10.2.2 An example from Information is Beautiful
Consider the plot at http://www.informationisbeautiful.net/visualizations/caffeine-and-calories/. Note that the origin is at the point (150,150). While we can get over the hurdle, it is not what is expected when looking at a graph.
I have removed the vertical and horizontal lines which detracted from the idea of an origin. I have also added additional information (color) to describe the chain from which the drink comes from. Notice that an additional difference between my plot and the original plot is that I have many more observations.
Data retrieved from: https://docs.google.com/spreadsheets/d/1KYMUjrCulPtpUHwep9bVvsBvmVsDEbucdyRZ5uHCDxw/edit?hl=en_GB#gid=0
10.2.2.1 Fonts Matter
At RStudio::conf 2020, The Glamour of Graphics, Will Chase makes some very important points about how and why making good graphics matters. The talk might be summarized by the plot below: fonts matter.
10.2.3 Assessing Graphics (and Other Analyses)
Critical Task | Needs Improvement | Basic | Surpassed |
---|---|---|---|
Computation Perform computations | Computations contain errors and extraneous code | Computations are correct but contain extraneous / unnecessary computations | Computations are correct and properly identified and labeled |
Analysis Choose and carry out analysis appropriate for data and content(s) | Choice of analysis is overly simplistic, irrelevant, or missing key component | Analysis appropriate, but incomplete, or not important features and assumptions not made explicit | Analysis appropriate, complete, advanced, relevant, and informative |
Synthesis Identify key features of the analysis, and interpret results (including context) | Conclusions are missing, incorrect, or not made based on results of analysis | Conclusions reasonable, but is partially correct or partially complete | Make relevant conclusions explicitly connect to analysis and to context |
Visual presentation Communicate findings graphically clearly, precisely, and concisely | Inappropriate choice of plots; poorly labeled plots; plots missing | Plots convey information correctly but lack context for interpretation | Plots convey information correctly with adequate / appropriate reference information |
Written Communicate findings clearly, precisely, and concisely | Explanation is illogical, incorrect, or incoherent | Explanation is partially correct but incomplete or unconvincing | Explanation is correct, complete, and convincing |
A rubric for assessing analysis and corresponding visualization. Note that there can be a large amount of information gained in moving from basic competency to surpassed competency.
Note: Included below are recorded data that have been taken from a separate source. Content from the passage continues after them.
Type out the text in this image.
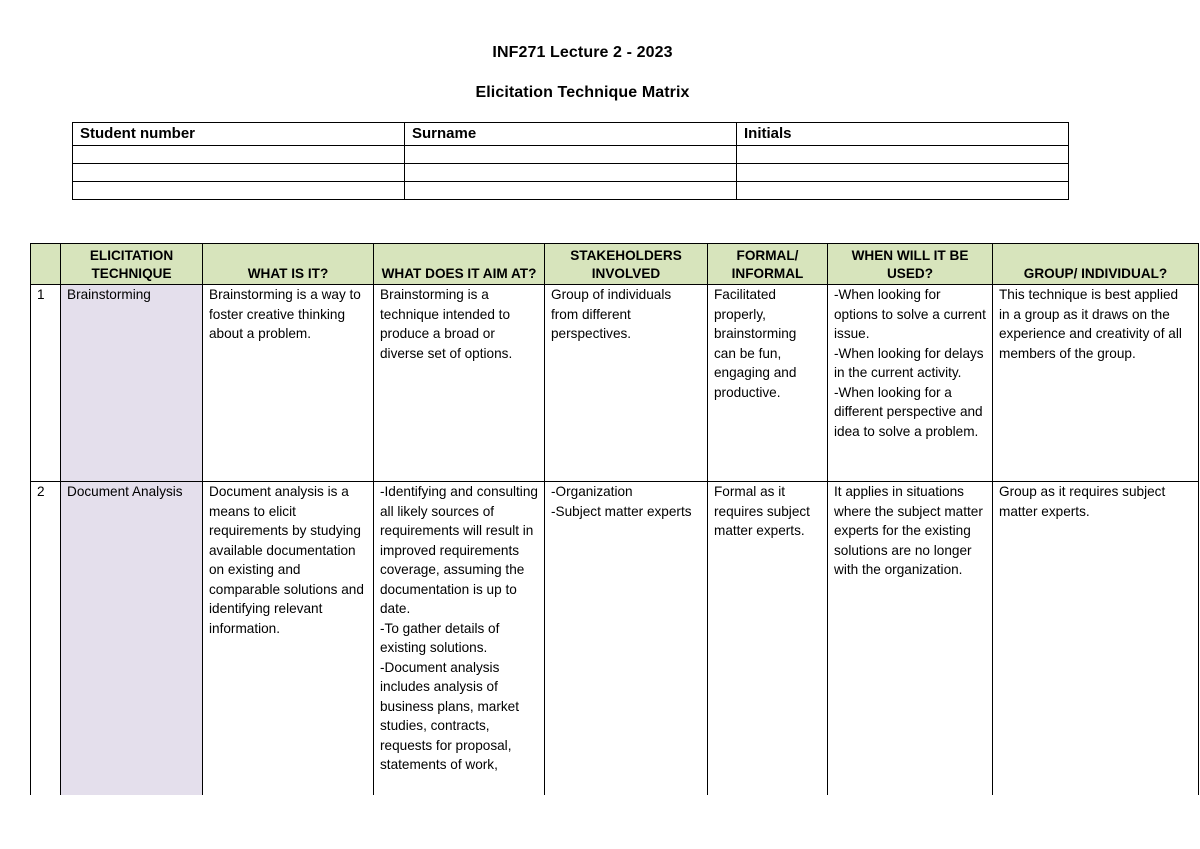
INF271 Lecture 2 - 2023
Elicitation Technique Matrix
Student number	Surname	Initials

	ELICITATION TECHNIQUE	WHAT IS IT?	WHAT DOES IT AIM AT?	STAKEHOLDERS INVOLVED	FORMAL/ INFORMAL	WHEN WILL IT BE USED?	GROUP/ INDIVIDUAL?
1	Brainstorming	Brainstorming is a way to foster creative thinking about a problem.	Brainstorming is a technique intended to produce a broad or diverse set of options.	Group of individuals from different perspectives.	Facilitated properly, brainstorming can be fun, engaging and productive.	-When looking for options to solve a current issue.
-When looking for delays in the current activity.
-When looking for a different perspective and idea to solve a problem.	This technique is best applied in a group as it draws on the experience and creativity of all members of the group.
2	Document Analysis	Document analysis is a means to elicit requirements by studying available documentation on existing and comparable solutions and identifying relevant information.	-Identifying and consulting all likely sources of requirements will result in improved requirements coverage, assuming the documentation is up to date.
-To gather details of existing solutions.
-Document analysis includes analysis of business plans, market studies, contracts, requests for proposal, statements of work,	-Organization
-Subject matter experts	Formal as it requires subject matter experts.	It applies in situations where the subject matter experts for the existing solutions are no longer with the organization.	Group as it requires subject matter experts.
Table taken from Nolan and Perrett (2016).
10.3 Reflection questions
What different aspects deconstruct a plot?
Provide some of the guidelines which lead to improved visualizations.
Consider the comparison of interest, does your plot make that comparison easily and accurately?
10.4 Ethics considerations
What are you trying to communicate with your plot? Is that what your graph communicates?
Did you add alt text to your images? (see Writing Alt Text for Data Visualizations)
Is your plot accessible to those who are color blind or looking at the image in black and white?